Recommender Systems (MovieLens1M)

User models

By default, use the explicit feedback scenario:

Train PMF (explicit)

python pmf_explicit.py

Train PMF (implicit)

pmf_explicit.py will train the model, pmf_embeddings.py will save the embeddings to .csv which is only needed for implicit feedback due to our setup

Binarize threshold 1:

python pmf_explicit.py -IMPLICIT True

python pmf_embeddings.py

Binarize threshold 3:

python pmf_explicit.py -IMPLICIT True -BINARIZATION_THRESHOLD 3

python pmf_embeddings.py -BINARIZATION_THRESHOLD 3

Train NCF (explicit)

python ncf_explicit.py

Train NCF (implicit)

Binarize threshold 1:

python ncf.py

python ncf_embeddings.py

Binarize threshold 3:

python ncf.py -BINARIZATION_THRESHOLD 3

python ncf_embeddings.py -BINARIZATION_THRESHOLD 3

FairLISA (Single Run) - Recommender Systems (MovieLens1M)

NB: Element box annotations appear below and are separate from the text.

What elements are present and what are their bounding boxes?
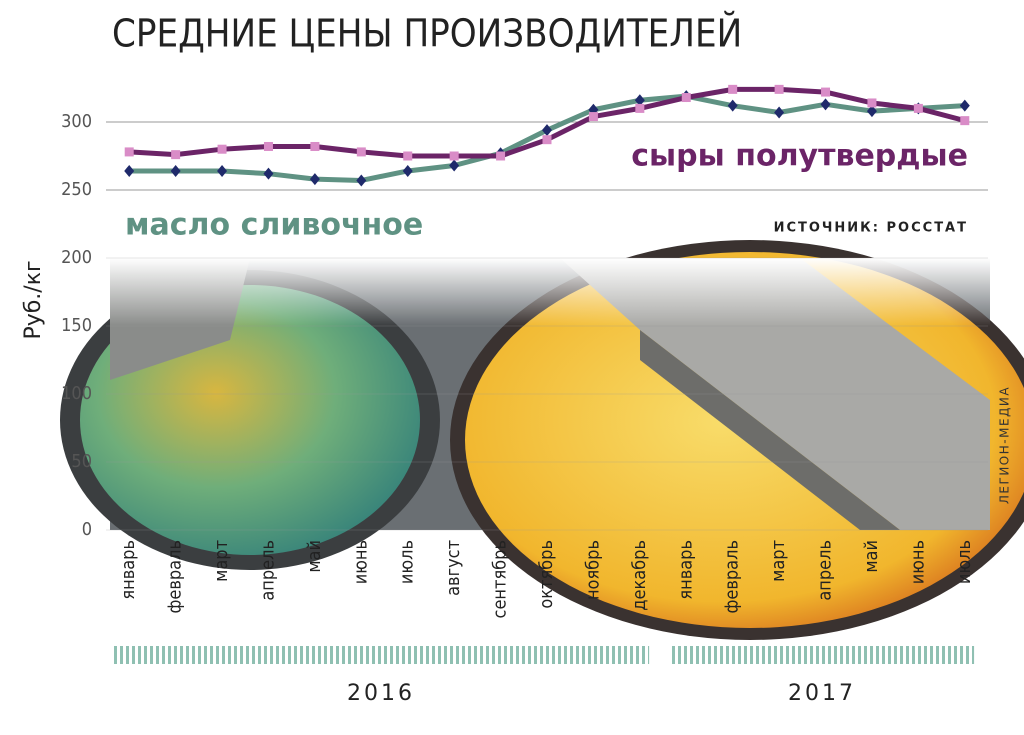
- year-bar: [112, 646, 650, 664]
- x-tick-label: май: [861, 540, 882, 573]
- x-tick-label: июнь: [907, 540, 928, 584]
- marker: [681, 93, 691, 103]
- x-tick-label: февраль: [722, 540, 743, 613]
- x-tick-label: март: [768, 540, 789, 582]
- year-label: 2017: [788, 681, 856, 706]
- marker: [124, 147, 134, 157]
- y-tick-label: 150: [61, 315, 92, 336]
- marker: [263, 141, 273, 151]
- marker: [913, 103, 923, 113]
- marker: [356, 147, 366, 157]
- marker: [820, 98, 831, 111]
- marker: [728, 84, 738, 94]
- y-tick-label: 200: [61, 247, 92, 268]
- marker: [634, 94, 645, 107]
- x-tick-label: февраль: [165, 540, 186, 613]
- x-tick-label: январь: [118, 540, 139, 600]
- marker: [356, 174, 367, 187]
- y-tick-label: 0: [82, 519, 92, 540]
- marker: [821, 87, 831, 97]
- marker: [170, 164, 181, 177]
- marker: [774, 84, 784, 94]
- marker: [542, 124, 552, 137]
- credit: ЛЕГИОН-МЕДИА: [998, 386, 1012, 504]
- x-tick-label: декабрь: [629, 540, 650, 611]
- y-tick-label: 50: [71, 451, 92, 472]
- marker: [588, 112, 598, 122]
- x-tick-label: апрель: [257, 540, 278, 601]
- x-tick-label: апрель: [815, 540, 836, 601]
- marker: [727, 99, 738, 112]
- marker: [124, 164, 135, 177]
- x-tick-label: март: [211, 540, 232, 582]
- marker: [402, 164, 413, 177]
- y-axis-label: Руб./кг: [21, 260, 46, 339]
- x-tick-label: июль: [954, 540, 975, 584]
- y-tick-label: 250: [61, 179, 92, 200]
- background-photo: [60, 240, 1024, 640]
- x-tick-label: январь: [675, 540, 696, 600]
- year-label: 2016: [347, 681, 415, 706]
- marker: [217, 144, 227, 154]
- marker: [403, 151, 413, 161]
- marker: [496, 151, 506, 161]
- marker: [867, 98, 877, 108]
- x-tick-label: ноябрь: [582, 540, 603, 600]
- marker: [263, 167, 274, 180]
- marker: [959, 99, 970, 112]
- x-tick-label: июнь: [350, 540, 371, 584]
- x-tick-label: май: [304, 540, 325, 573]
- x-tick-label: сентябрь: [490, 540, 511, 618]
- chart-title: СРЕДНИЕ ЦЕНЫ ПРОИЗВОДИТЕЛЕЙ: [112, 12, 742, 56]
- x-tick-label: октябрь: [536, 540, 557, 609]
- marker: [310, 141, 320, 151]
- marker: [635, 103, 645, 113]
- marker: [309, 173, 320, 186]
- source: ИСТОЧНИК: РОССТАТ: [774, 221, 968, 236]
- marker: [866, 105, 877, 118]
- marker: [449, 151, 459, 161]
- marker: [960, 116, 970, 126]
- marker: [774, 106, 785, 119]
- year-bar: [670, 646, 975, 664]
- marker: [542, 135, 552, 145]
- series-label: сыры полутвердые: [631, 139, 968, 174]
- series-label: масло сливочное: [125, 208, 423, 243]
- marker: [171, 150, 181, 160]
- x-tick-label: июль: [397, 540, 418, 584]
- marker: [449, 159, 460, 172]
- x-tick-label: август: [443, 540, 464, 596]
- marker: [217, 164, 228, 177]
- y-tick-label: 100: [61, 383, 92, 404]
- y-tick-label: 300: [61, 111, 92, 132]
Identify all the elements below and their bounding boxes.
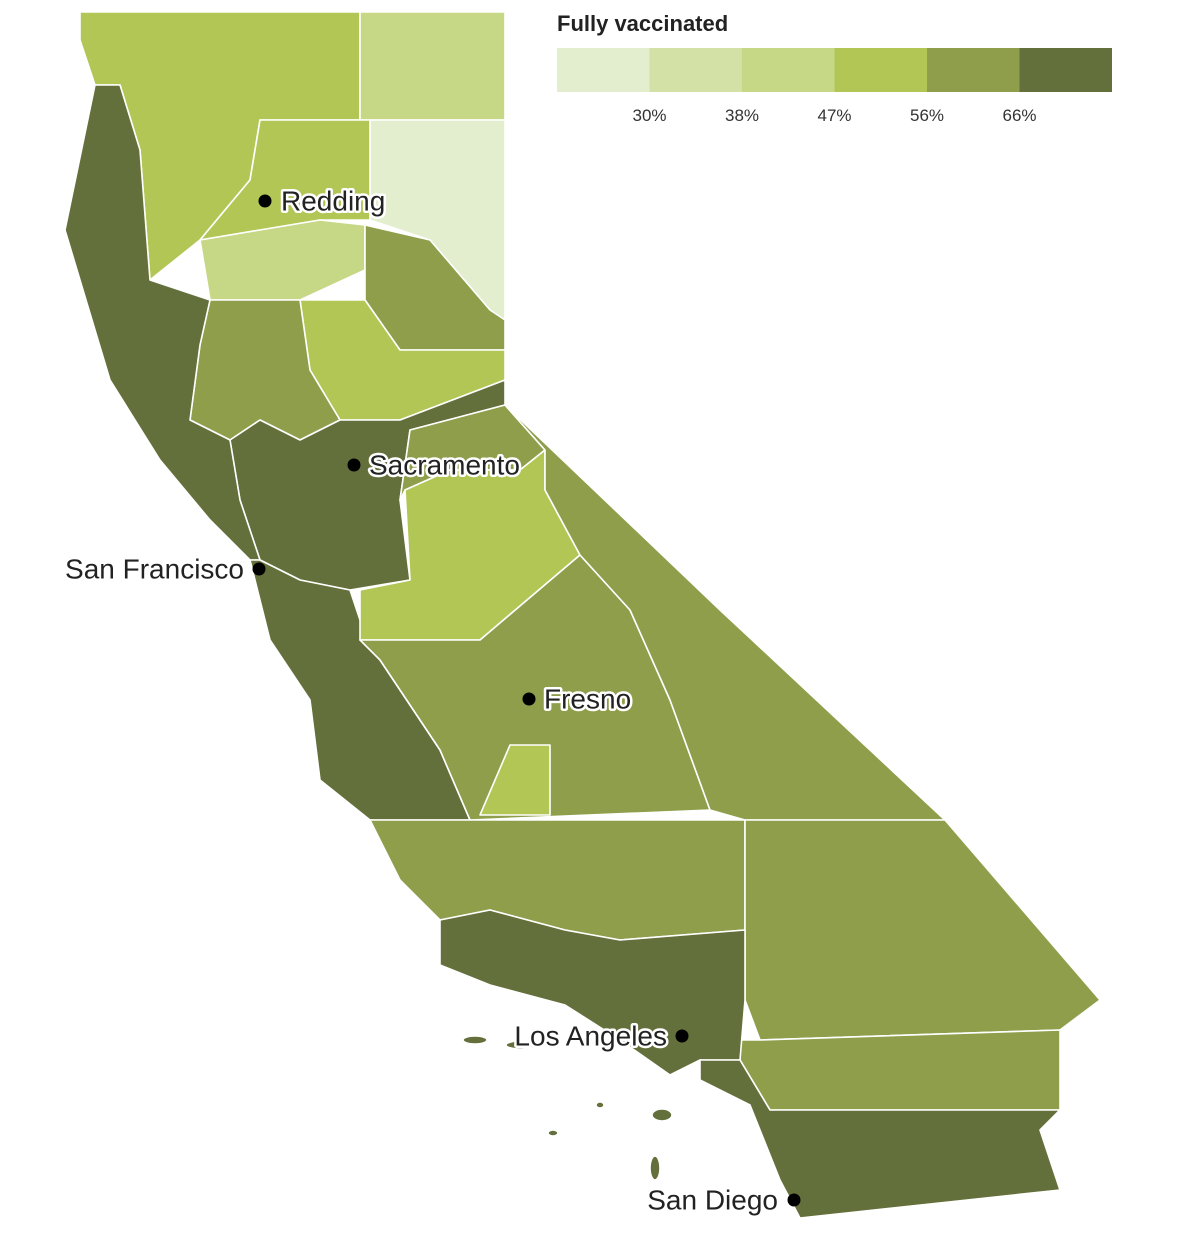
legend-swatch: [649, 48, 742, 92]
island: [649, 1155, 661, 1181]
city-dot: [258, 194, 272, 208]
city-label: San Diego: [647, 1184, 778, 1215]
island: [547, 1129, 559, 1137]
city-dot: [787, 1193, 801, 1207]
island: [462, 1035, 488, 1045]
city-dot: [522, 692, 536, 706]
county-region: [64, 84, 261, 561]
legend-tick-label: 38%: [725, 106, 759, 125]
city-label: Fresno: [544, 683, 631, 714]
city-label: San Francisco: [65, 553, 244, 584]
counties: [64, 11, 1101, 1219]
island: [595, 1101, 605, 1109]
legend: Fully vaccinated 30% 38% 47% 56% 66%: [557, 11, 1112, 125]
county-region: [504, 404, 946, 821]
county-region: [359, 11, 506, 121]
legend-swatch: [834, 48, 927, 92]
legend-tick-label: 56%: [910, 106, 944, 125]
legend-swatch: [1019, 48, 1112, 92]
island: [651, 1108, 673, 1122]
city-label: Los Angeles: [514, 1020, 667, 1051]
legend-tick-label: 30%: [632, 106, 666, 125]
city-dot: [675, 1029, 689, 1043]
legend-title: Fully vaccinated: [557, 11, 728, 36]
city-label: Redding: [281, 185, 385, 216]
legend-swatch: [742, 48, 835, 92]
city-dot: [347, 458, 361, 472]
legend-tick-label: 47%: [817, 106, 851, 125]
legend-swatch: [927, 48, 1020, 92]
county-region: [479, 744, 551, 816]
county-region: [744, 819, 1101, 1041]
city-dot: [252, 562, 266, 576]
county-region: [739, 1029, 1061, 1111]
island: [505, 1040, 535, 1050]
legend-swatch: [557, 48, 650, 92]
county-region: [369, 819, 746, 941]
city-label: Sacramento: [369, 449, 520, 480]
county-region: [699, 1059, 1061, 1219]
legend-tick-label: 66%: [1002, 106, 1036, 125]
cities: Redding Sacramento San Francisco Fresno …: [63, 183, 801, 1218]
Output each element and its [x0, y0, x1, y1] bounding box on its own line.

Change RESULTS_FILENAME accordingly. Results will be appended to this file.

Default parameters:

(Explicit only) For NCF_MODEL_PATH we use ncf_models_explicit/ncf_model_explicit_emb_16_epoch_30.pth because it performed best on the validation set

(Explicit only) For PMF_MODEL_PATH we use pmf_models/pmf_model_explicit_emb_16_epoch_80.pth because it performed best on the validation set

MISSING_RATIO is set to 0.2 by default.

You can specify the user model MODEL as either PMF or NCF.

Lambdas are LAMBDA_1 1 LAMBDA_2 20 LAMBDA_3 10 by default for FairLISA.

You can change ORIGIN to True to skip Filter training and get Origin results.

You can set LAMBDA_3 to 0 for ComFair.

You can change the SEED.

(Implicit only) You should set BINARIZE_THRESHOLD to 1 or 3 or any other (between 1 and 5) depending what you used to train the implicit user models

Run:

python LISA_explicit.py -USE_TEST_DATA True -SAVE_RES_TO_TXT True -RESULTS_FILENAME "ml_explicit_single_run_results"

python LISA_implicit.py -BINARIZE_THRESHOLD 1 -USE_TEST_DATA True -SAVE_RES_TO_TXT True -RESULTS_FILENAME "ml_implicit_single_run_results"

FairLISA Batched Experiments - Recommender Systems (MovieLens1M)

Results are placed in ml_experiments_results.

Missing ratios experiments will run for PMF and NCF all mising ratios and apply all three fairness frameworks ComFair, FairLISA, Origin.

Lambdas experiments will run for PMF and NCF mising ratio 0.4 and apply all three fairness frameworks ComFair, FairLISA, Origin while fixing one labmda (at 0 or 15) and varying the other (0, 5, 10, 15)

All experiments marked with MAIN reproduce the FairLISA paper's results. EXTRA means the experiments go beyond the original paper. The tables and plots in our main text come from MAIN experiments.